Duas ótimas indicações de leituras historiográficas

"Temos que entender o que a História é"

Reconhecer os erros do passado é a única forma de acabar com o racismo, diz o autor canadense Paul Lovejoy

Entrevista

PAUL LOVEJOY

por Flávio Henrique Lino

Um dos maiores especialistas em escravidão da atualidade, o historiador americano naturalizado canadense Paul Lovejoy é referência certa quando se trata de estudar a ocorrência do fenômeno no próprio continente africano, antes da chegada dos europeus no século XV. Professor da Universidade de York, em Ontário, no Canadá, Lovejoy falou ao GLOBO sobre a escravidão do passado e suas implicações no presente.

O GLOBO: Qual foi a diferença básica entre a escravidão na África e nas Américas?

- PAUL LOVEJOY: Nas Américas, a distinção racial era um fator importante no controle das populações escravizadas, enquanto na África diferenças culturais e religiosas eram a base da exploração. Então é o racismo a diferença, o reconhecimento da identificação dos africanos porque eram negros, pessoas que podiam ser escravizadas. Não que outros povos não pudessem ser escravizados, porque no Brasil e em outros lugares os nativos também foram escravizados, mas, com o tempo, a associação entre negros e escravidão tornou-se muito próxima. Por isso, na América as distinções raciais são uma característica fundamental, enquanto na África a distinção usada para manter as pessoas escravizadas eram mais culturais e religiosas.

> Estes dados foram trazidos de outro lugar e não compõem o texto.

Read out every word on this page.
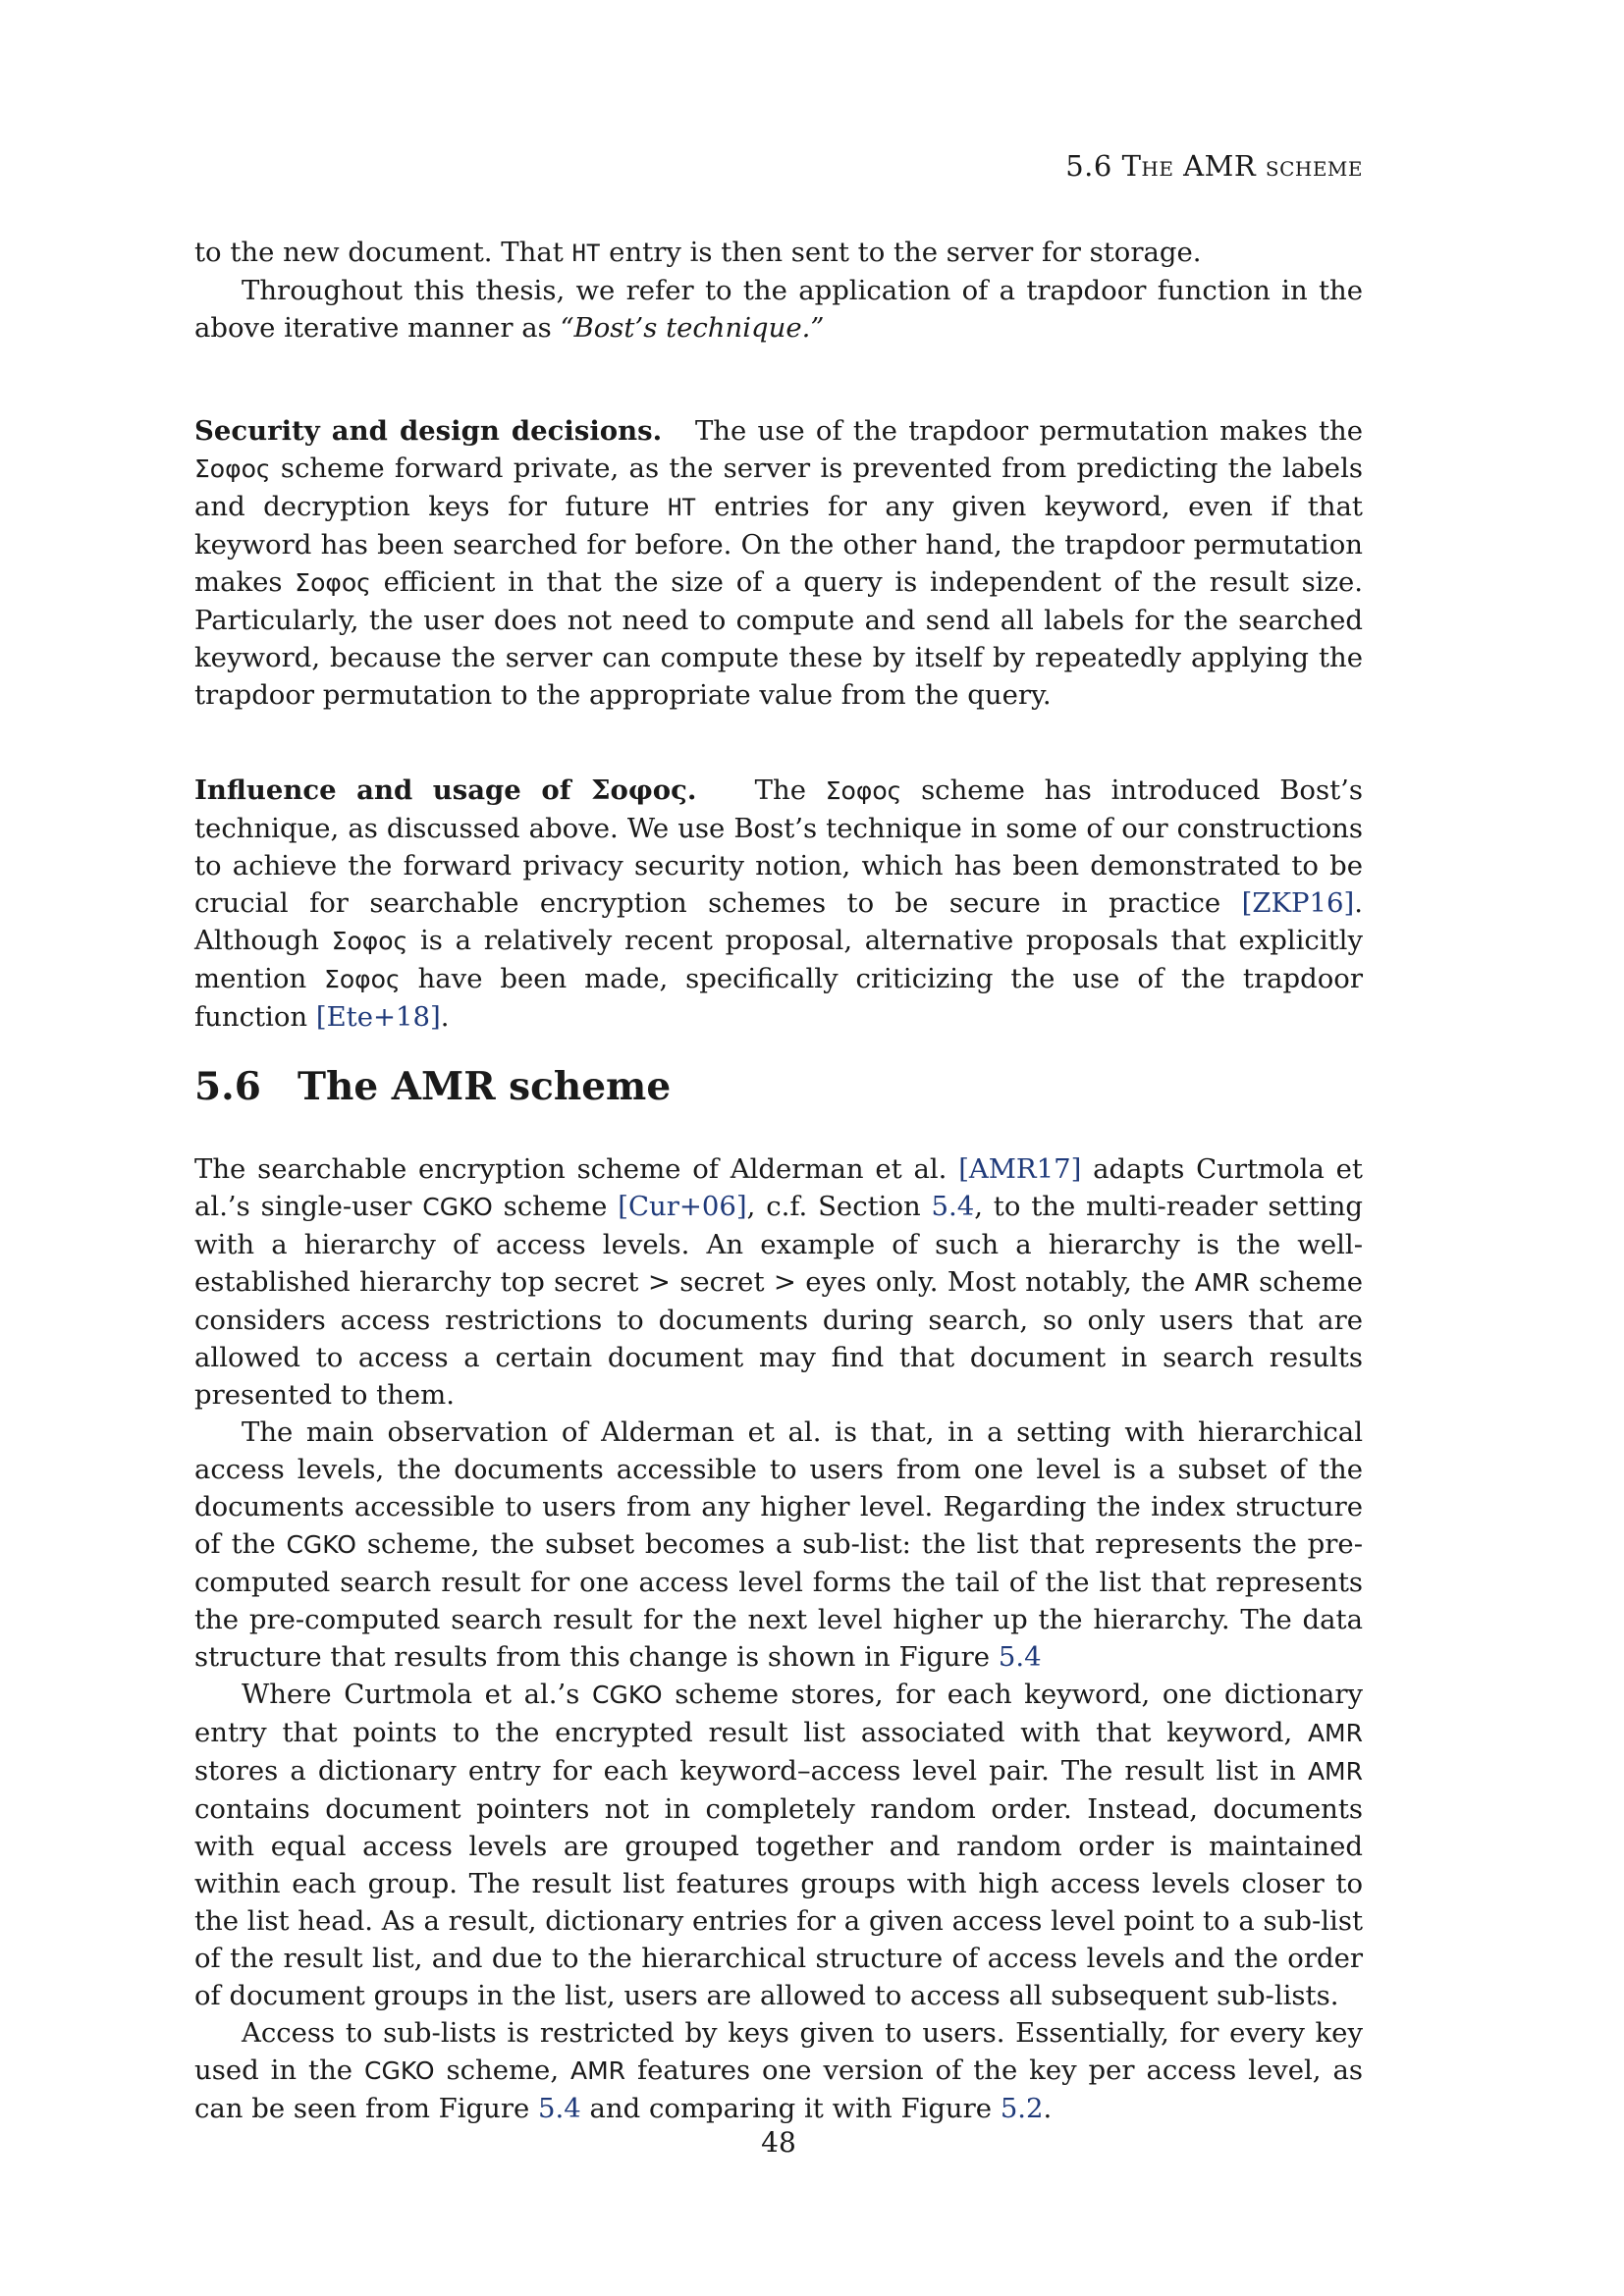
5.6 The AMR scheme

to the new document. That HT entry is then sent to the server for storage.

Throughout this thesis, we refer to the application of a trapdoor function in the above iterative manner as “Bost’s technique.”

Security and design decisions. The use of the trapdoor permutation makes the Σοφος scheme forward private, as the server is prevented from predicting the labels and decryption keys for future HT entries for any given keyword, even if that keyword has been searched for before. On the other hand, the trapdoor permutation makes Σοφος efficient in that the size of a query is independent of the result size. Particularly, the user does not need to compute and send all labels for the searched keyword, because the server can compute these by itself by repeatedly applying the trapdoor permutation to the appropriate value from the query.

Influence and usage of Σοφος. The Σοφος scheme has introduced Bost’s technique, as discussed above. We use Bost’s technique in some of our constructions to achieve the forward privacy security notion, which has been demonstrated to be crucial for searchable encryption schemes to be secure in practice [ZKP16]. Although Σοφος is a relatively recent proposal, alternative proposals that explicitly mention Σοφος have been made, specifically criticizing the use of the trapdoor function [Ete+18].

5.6 The AMR scheme

The searchable encryption scheme of Alderman et al. [AMR17] adapts Curtmola et al.’s single-user CGKO scheme [Cur+06], c.f. Section 5.4, to the multi-reader setting with a hierarchy of access levels. An example of such a hierarchy is the well-established hierarchy top secret > secret > eyes only. Most notably, the AMR scheme considers access restrictions to documents during search, so only users that are allowed to access a certain document may find that document in search results presented to them.

The main observation of Alderman et al. is that, in a setting with hierarchical access levels, the documents accessible to users from one level is a subset of the documents accessible to users from any higher level. Regarding the index structure of the CGKO scheme, the subset becomes a sub-list: the list that represents the pre-computed search result for one access level forms the tail of the list that represents the pre-computed search result for the next level higher up the hierarchy. The data structure that results from this change is shown in Figure 5.4

Where Curtmola et al.’s CGKO scheme stores, for each keyword, one dictionary entry that points to the encrypted result list associated with that keyword, AMR stores a dictionary entry for each keyword–access level pair. The result list in AMR contains document pointers not in completely random order. Instead, documents with equal access levels are grouped together and random order is maintained within each group. The result list features groups with high access levels closer to the list head. As a result, dictionary entries for a given access level point to a sub-list of the result list, and due to the hierarchical structure of access levels and the order of document groups in the list, users are allowed to access all subsequent sub-lists.

Access to sub-lists is restricted by keys given to users. Essentially, for every key used in the CGKO scheme, AMR features one version of the key per access level, as can be seen from Figure 5.4 and comparing it with Figure 5.2.

48
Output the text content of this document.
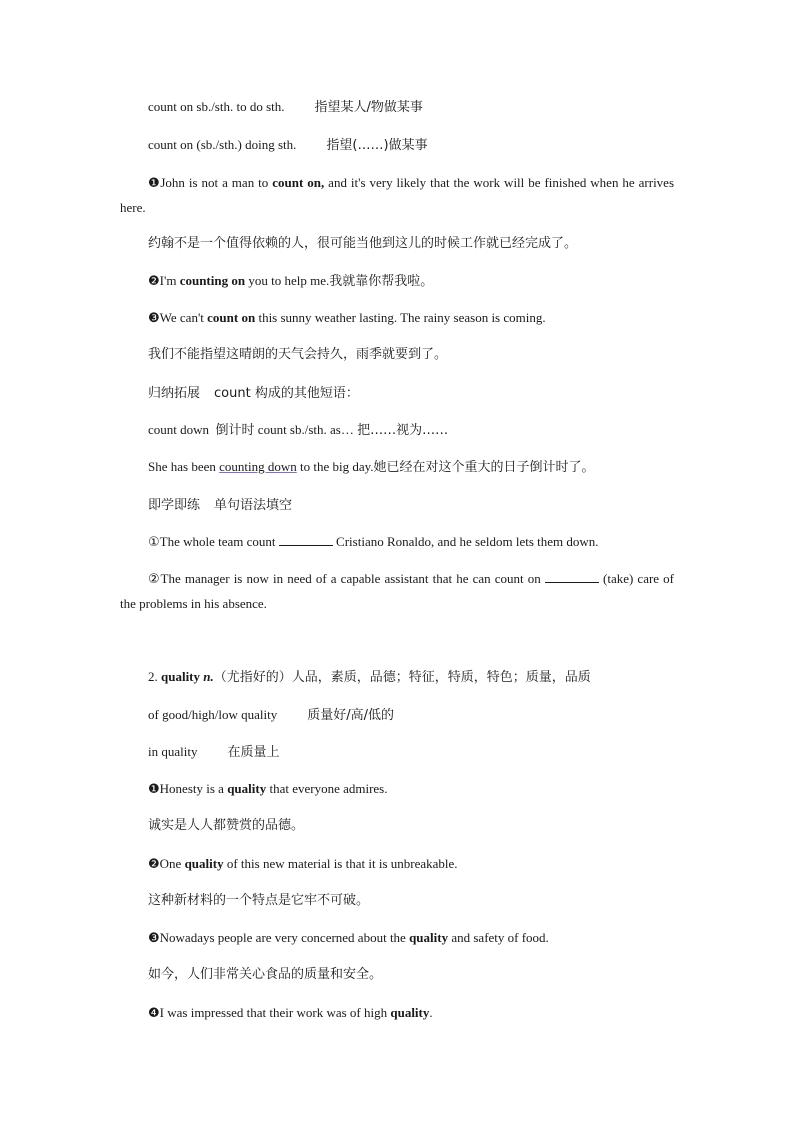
count on sb./sth. to do sth. 指望某人/物做某事
count on (sb./sth.) doing sth. 指望(……)做某事
❶John is not a man to count on, and it's very likely that the work will be finished when he arrives here.
约翰不是一个值得依赖的人，很可能当他到这儿的时候工作就已经完成了。
❷I'm counting on you to help me.我就靠你帮我啦。
❸We can't count on this sunny weather lasting. The rainy season is coming.
我们不能指望这晴朗的天气会持久，雨季就要到了。
归纳拓展 count 构成的其他短语：
count down 倒计时 count sb./sth. as… 把……视为……
She has been counting down to the big day.她已经在对这个重大的日子倒计时了。
即学即练 单句语法填空
①The whole team count	Cristiano Ronaldo, and he seldom lets them down.
②The manager is now in need of a capable assistant that he can count on	(take) care of the problems in his absence.
2. quality n.（尤指好的）人品，素质，品德；特征，特质，特色；质量，品质
of good/high/low quality 质量好/高/低的
in quality 在质量上
❶Honesty is a quality that everyone admires.
诚实是人人都赞赏的品德。
❷One quality of this new material is that it is unbreakable.
这种新材料的一个特点是它牢不可破。
❸Nowadays people are very concerned about the quality and safety of food.
如今，人们非常关心食品的质量和安全。
❹I was impressed that their work was of high quality.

Pode-se dizer que a escravidão praticada entre os africanos foi de um tipo mais benigno do que a das Américas?

- LOVEJOY: Não creio. Pode parecer benigno para pessoas de fora, mas para quem é escravo não importa muito. A pessoa é sempre submetida a violência todo tempo, a discriminação de todos os tipos, restrições a seus direitos. Então, da perspectiva do escravo, não faz muita diferença onde você está.

Ninguém quer ser escravo.

Em seu livro “Transformações na escravidão” (de 1983), o senhor diz que embora a escravidão fosse uma instituição central em muitas partes da África, seu desenvolvimento foi fortemente influenciado por fatores externos, como o comércio transatlântico e o Islã. Mas até que ponto a Europa poderia ter montado uma empresa tão grande para levar milhões de pessoas da África para as Américas sem a conivência dos próprios africanos?

- LOVEJOY: Teria sido impossível.

Os mercadores e governantes africanos estavam fortemente envolvidos no tráfico de escravos na África, e sem essa cumplicidade o comércio de escravos teria sido impossível.

A escravidão continuou a existir na África muito depois de sua abolição no Ocidente.

Por quê?

- LOVEJOY: Porque a escravidão tornou-se muito comum na África e continuou sendo comum, só terminando, na maioria dos lugares, no século XX, sob diferentes regimes coloniais.

O fim ocorreu quando as metrópoles concluíram que outras formas de mobilização do trabalho eram mais importantes e decidiram usar trabalhadores migrantes e contratados.

Foi só aí que a escravidão terminou na África.

O legado da escravidão é diferente na África e na América contemporâneas?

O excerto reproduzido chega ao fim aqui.